As the debate over legalizing same-sex marriage in the District grows louder and more polarized, there are people whose support for the proposal is personal but not often talked about. They are federal workers and professionals, men and women who share little except that their former spouses tried to live as heterosexuals but at some point realized they could not.

Many of these former spouses -- from those who still feel raw resentment toward their exes to those who have reached a mutual understanding -- see the legalization of same-sex marriage as a step toward protecting not only homosexuals but also heterosexuals. If homosexuality was more accepted, they say, they might have been spared doomed marriages followed by years of self-doubt.

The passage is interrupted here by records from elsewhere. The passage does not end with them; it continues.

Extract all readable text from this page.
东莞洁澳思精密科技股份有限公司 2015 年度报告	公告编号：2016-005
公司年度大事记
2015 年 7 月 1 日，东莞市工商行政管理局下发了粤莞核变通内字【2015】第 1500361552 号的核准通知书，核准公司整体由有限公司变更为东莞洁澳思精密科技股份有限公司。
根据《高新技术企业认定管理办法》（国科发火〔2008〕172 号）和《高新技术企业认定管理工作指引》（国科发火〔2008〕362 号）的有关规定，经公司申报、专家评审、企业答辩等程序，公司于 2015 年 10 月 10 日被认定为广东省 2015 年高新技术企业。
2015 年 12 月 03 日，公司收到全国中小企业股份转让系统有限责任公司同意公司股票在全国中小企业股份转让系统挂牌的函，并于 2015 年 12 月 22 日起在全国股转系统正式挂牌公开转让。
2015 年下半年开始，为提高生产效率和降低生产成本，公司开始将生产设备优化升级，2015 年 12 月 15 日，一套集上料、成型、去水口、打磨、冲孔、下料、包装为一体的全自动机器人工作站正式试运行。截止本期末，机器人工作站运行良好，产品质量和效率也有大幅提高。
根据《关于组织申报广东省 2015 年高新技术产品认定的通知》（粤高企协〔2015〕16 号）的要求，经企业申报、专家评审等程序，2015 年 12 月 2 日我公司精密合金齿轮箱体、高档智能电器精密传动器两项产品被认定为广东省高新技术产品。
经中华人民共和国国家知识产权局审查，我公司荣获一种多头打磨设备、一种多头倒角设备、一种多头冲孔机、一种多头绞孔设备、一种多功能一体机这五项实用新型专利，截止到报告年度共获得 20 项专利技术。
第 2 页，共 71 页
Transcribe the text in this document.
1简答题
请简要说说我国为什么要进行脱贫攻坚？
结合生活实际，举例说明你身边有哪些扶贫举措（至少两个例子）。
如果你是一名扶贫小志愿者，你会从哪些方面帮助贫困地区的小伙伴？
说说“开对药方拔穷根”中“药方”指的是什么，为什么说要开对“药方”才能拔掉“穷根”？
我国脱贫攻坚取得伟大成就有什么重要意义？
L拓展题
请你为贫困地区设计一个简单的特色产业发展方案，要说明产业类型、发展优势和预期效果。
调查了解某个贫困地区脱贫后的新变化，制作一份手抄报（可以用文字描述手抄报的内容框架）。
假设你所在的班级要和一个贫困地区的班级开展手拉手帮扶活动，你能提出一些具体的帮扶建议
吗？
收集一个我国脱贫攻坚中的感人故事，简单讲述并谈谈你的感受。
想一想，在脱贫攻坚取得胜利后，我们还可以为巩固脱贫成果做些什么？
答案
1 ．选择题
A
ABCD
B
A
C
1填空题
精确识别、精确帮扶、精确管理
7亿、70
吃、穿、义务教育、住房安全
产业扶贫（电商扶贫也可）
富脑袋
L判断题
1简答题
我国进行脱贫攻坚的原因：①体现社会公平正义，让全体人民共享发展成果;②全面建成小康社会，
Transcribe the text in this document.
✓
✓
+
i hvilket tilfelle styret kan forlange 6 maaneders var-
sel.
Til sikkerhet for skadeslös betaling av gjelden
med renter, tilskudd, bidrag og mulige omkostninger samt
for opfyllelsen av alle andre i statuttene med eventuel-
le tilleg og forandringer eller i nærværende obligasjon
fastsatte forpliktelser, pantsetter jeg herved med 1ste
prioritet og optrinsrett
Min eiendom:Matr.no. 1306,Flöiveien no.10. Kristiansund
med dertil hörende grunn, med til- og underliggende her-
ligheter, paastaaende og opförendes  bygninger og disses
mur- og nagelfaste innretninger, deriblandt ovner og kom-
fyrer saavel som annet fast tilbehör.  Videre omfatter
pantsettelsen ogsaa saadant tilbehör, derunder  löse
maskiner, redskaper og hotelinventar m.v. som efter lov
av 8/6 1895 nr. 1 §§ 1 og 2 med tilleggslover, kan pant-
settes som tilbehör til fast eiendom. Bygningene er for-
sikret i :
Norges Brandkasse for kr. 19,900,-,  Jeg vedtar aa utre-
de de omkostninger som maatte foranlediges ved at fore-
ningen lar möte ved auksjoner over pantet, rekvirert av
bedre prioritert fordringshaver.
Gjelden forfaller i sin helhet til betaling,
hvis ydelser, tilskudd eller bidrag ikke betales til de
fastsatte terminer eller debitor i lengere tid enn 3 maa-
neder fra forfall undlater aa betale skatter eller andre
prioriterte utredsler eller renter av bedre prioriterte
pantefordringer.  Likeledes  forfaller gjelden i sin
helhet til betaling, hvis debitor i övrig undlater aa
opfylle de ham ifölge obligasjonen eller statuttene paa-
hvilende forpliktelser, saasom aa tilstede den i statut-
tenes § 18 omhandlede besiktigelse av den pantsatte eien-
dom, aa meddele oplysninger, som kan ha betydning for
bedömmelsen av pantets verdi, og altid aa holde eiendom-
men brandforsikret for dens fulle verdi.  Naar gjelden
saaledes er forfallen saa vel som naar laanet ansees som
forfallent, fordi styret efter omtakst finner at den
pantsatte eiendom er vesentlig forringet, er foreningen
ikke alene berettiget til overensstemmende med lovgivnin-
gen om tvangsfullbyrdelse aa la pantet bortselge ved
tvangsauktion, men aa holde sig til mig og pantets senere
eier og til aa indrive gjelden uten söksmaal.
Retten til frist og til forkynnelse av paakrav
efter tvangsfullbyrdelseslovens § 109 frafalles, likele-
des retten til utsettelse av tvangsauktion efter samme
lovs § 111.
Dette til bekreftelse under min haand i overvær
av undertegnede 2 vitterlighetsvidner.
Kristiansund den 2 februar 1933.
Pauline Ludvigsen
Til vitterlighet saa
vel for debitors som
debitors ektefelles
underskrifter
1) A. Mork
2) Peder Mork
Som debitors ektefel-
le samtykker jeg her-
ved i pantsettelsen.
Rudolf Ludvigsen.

"It's like you hit a brick wall when they come out," Brooks said. "You think everything is fine and then, boom!"

Carolyn Sega Lowengart calls it "retroactive humiliation." It's that embarrassment that washes over her when she looks back at photographs or is struck by a memory and wonders what, if anything, from that time was real. Did he ever love her?

"I'm 61 years old," said Lowengart, who lives in Chevy Chase. "Will I ever know what it's like to be loved passionately? Probably not."

Discovering the truth

She gave her husband 31 years, just a little less than she gave the State Department. Because of her job, she bought a home computer, and on that computer she got the first hints that her husband was gay. Once, she said, she glimpsed gay pornography on the screen; another time, she found a printout of an e-mail about a rendezvous.

In 2002, she said, she asked her husband for the truth. He told her. They separated that year.

"I said, 'When did you know?' " Lowengart recalled. "He said, 'When I was a teenager.' I said, 'Why did you marry me?' He said, 'Because I didn't want to be.' "

For her, devastation blended with relief. The devastation: Raised Catholic, she believed marriage was forever. The relief: For three decades, while she struggled with her weight, she thought it was her fault that they weren't intimate.